Today, I took Ada and Iain to a neighborhood park and met up with another mom friend and her two daughters. We arrived to the playground first and I released Ada from the stroller to go play. She's not shy so she instantly went to find some new friends. I didn't even have Iain unhooked from the Ergo carrier when she was back at my side wearing her "They are being mean to me face." She looked scared and was crying, very atypical for Ada. Not knowing what was going on and wondering if another kid had hit her, I carried Iain over to the climbing equipment while holding Ada's had and saying, "It's alright. There's nothing to be afraid of." As it turns out, there was something for her to be afraid of. Three boys, probably about a year older than Ada, had taken ownership of the jungle gym and weren't letting her climb on it. I encouraged her to go up the steps and they told her she couldn't. That was their second mistake. I looked at them and explained how they weren't being nice, their behavior wasn't appropriate for the park, and that they needed to share the equipment with all of the kids. Two of the boys gave me dirty looks and said, "We don't have to listen to you!" And I gave them an even dirtier look and said, "Well if you don't want to listen to me, you can point me in the direction of your parent or caretaker and I'll take the issue up with them. But you will not bully my daughter." I got interesting looks from two nannies on the playground. They seemed to be looks of support but I wasn't quite sure since I didn't know who was in charge of the kids I was reprimanding. After the boys got mouthy with me, I steered Ada over to the other jungle gym and then convinced her to have a snack until our friends arrived. As I was telling the story to my friend, she mentioned that she had heard that same complaint about those boys from other moms and was wondering if she could find out who the parents were and if that would even help. There are plenty of other parks in the city, but we shouldn't be bullied out of one by a couple of four-year-olds. That just seems ridiculous.

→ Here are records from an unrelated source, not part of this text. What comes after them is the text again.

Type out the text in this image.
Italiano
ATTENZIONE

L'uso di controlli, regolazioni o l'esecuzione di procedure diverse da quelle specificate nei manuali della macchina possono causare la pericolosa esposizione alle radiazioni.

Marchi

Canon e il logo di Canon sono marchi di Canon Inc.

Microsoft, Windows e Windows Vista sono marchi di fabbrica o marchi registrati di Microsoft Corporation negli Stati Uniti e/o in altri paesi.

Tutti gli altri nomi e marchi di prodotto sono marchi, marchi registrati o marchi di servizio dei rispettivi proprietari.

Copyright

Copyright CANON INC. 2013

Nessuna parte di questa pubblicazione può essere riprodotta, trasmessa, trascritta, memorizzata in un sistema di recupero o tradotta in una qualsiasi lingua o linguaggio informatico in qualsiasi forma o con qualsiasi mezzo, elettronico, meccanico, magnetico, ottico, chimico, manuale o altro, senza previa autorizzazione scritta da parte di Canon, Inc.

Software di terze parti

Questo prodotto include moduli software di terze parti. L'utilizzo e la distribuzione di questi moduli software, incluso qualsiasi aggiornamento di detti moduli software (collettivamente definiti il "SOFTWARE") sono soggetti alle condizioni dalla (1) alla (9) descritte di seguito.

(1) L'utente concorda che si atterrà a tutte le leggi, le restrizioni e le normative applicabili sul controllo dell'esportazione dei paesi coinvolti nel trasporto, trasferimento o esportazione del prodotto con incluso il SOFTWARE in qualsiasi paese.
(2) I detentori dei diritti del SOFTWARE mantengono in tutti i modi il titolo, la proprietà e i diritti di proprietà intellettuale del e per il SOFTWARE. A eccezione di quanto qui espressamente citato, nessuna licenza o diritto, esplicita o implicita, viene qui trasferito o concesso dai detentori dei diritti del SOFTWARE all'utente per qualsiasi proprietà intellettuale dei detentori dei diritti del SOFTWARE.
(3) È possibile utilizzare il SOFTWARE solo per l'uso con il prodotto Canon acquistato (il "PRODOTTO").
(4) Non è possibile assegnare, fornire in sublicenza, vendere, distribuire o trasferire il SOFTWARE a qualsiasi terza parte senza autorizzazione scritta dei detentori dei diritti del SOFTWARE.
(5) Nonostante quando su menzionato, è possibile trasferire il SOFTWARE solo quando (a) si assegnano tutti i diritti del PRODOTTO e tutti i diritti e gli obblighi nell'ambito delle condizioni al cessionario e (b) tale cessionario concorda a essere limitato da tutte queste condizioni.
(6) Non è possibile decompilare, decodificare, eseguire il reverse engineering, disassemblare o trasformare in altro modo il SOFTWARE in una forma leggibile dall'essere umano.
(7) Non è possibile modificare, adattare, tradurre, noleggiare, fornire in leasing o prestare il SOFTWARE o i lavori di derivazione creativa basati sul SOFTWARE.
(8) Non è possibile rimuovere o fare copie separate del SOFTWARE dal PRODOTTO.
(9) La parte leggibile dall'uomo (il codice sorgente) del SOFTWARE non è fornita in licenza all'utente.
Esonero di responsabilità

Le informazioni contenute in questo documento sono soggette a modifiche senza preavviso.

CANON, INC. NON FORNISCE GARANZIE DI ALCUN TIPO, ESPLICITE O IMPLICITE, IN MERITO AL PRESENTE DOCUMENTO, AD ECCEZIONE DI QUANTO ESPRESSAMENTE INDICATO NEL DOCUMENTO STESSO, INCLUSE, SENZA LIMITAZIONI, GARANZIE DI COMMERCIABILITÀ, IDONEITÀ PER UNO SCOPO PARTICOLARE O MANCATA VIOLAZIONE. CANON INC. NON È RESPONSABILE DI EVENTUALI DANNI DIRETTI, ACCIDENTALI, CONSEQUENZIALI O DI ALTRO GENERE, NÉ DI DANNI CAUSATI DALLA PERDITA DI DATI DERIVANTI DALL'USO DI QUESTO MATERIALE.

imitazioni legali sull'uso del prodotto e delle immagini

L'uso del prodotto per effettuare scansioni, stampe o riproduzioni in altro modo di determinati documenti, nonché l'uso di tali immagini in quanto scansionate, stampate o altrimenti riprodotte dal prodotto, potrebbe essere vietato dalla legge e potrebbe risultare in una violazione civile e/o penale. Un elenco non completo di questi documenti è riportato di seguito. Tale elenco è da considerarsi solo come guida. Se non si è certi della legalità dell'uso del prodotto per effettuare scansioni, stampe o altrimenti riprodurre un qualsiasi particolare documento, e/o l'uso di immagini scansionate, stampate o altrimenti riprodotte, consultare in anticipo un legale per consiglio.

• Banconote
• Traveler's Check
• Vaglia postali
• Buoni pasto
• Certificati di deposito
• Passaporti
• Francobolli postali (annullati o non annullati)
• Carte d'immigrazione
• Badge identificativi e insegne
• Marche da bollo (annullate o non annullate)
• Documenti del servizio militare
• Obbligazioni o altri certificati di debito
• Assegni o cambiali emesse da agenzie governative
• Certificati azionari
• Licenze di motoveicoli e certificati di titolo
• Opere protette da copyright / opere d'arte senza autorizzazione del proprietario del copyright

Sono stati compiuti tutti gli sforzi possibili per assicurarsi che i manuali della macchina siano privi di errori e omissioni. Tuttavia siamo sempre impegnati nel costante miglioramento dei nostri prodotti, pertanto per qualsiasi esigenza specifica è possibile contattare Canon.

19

Apparently, I made an impression on the boys since my friend caught them watching me from atop the climbing equipment. Even their best stink eye couldn't scare me. I learned dirty looks from the dirty look champion of the universe. My father is master of the dirty look and frequently used it to intimidate me, my friends, all of the kids at our school (he was superintendent of the school district), and especially my boyfriends. Who needs a shotgun when you have his arsenal of dirty looks? I'm not the master that he is, but I'd like to think I've been an understudy long enough to have a few dirty looks of my own. Those boys just better hope they don't cross me again anytime soon. And if they do, I have no problem standing up to their nannies or their parents if it comes to that. As a parent, they should be embarrassed by their kid's behavior. I know I would be.
Moral of the story: Part of parenting is setting a good example for your children. Be a good role model by standing up for what you believe in, even if it might not be the popular or easy way to go.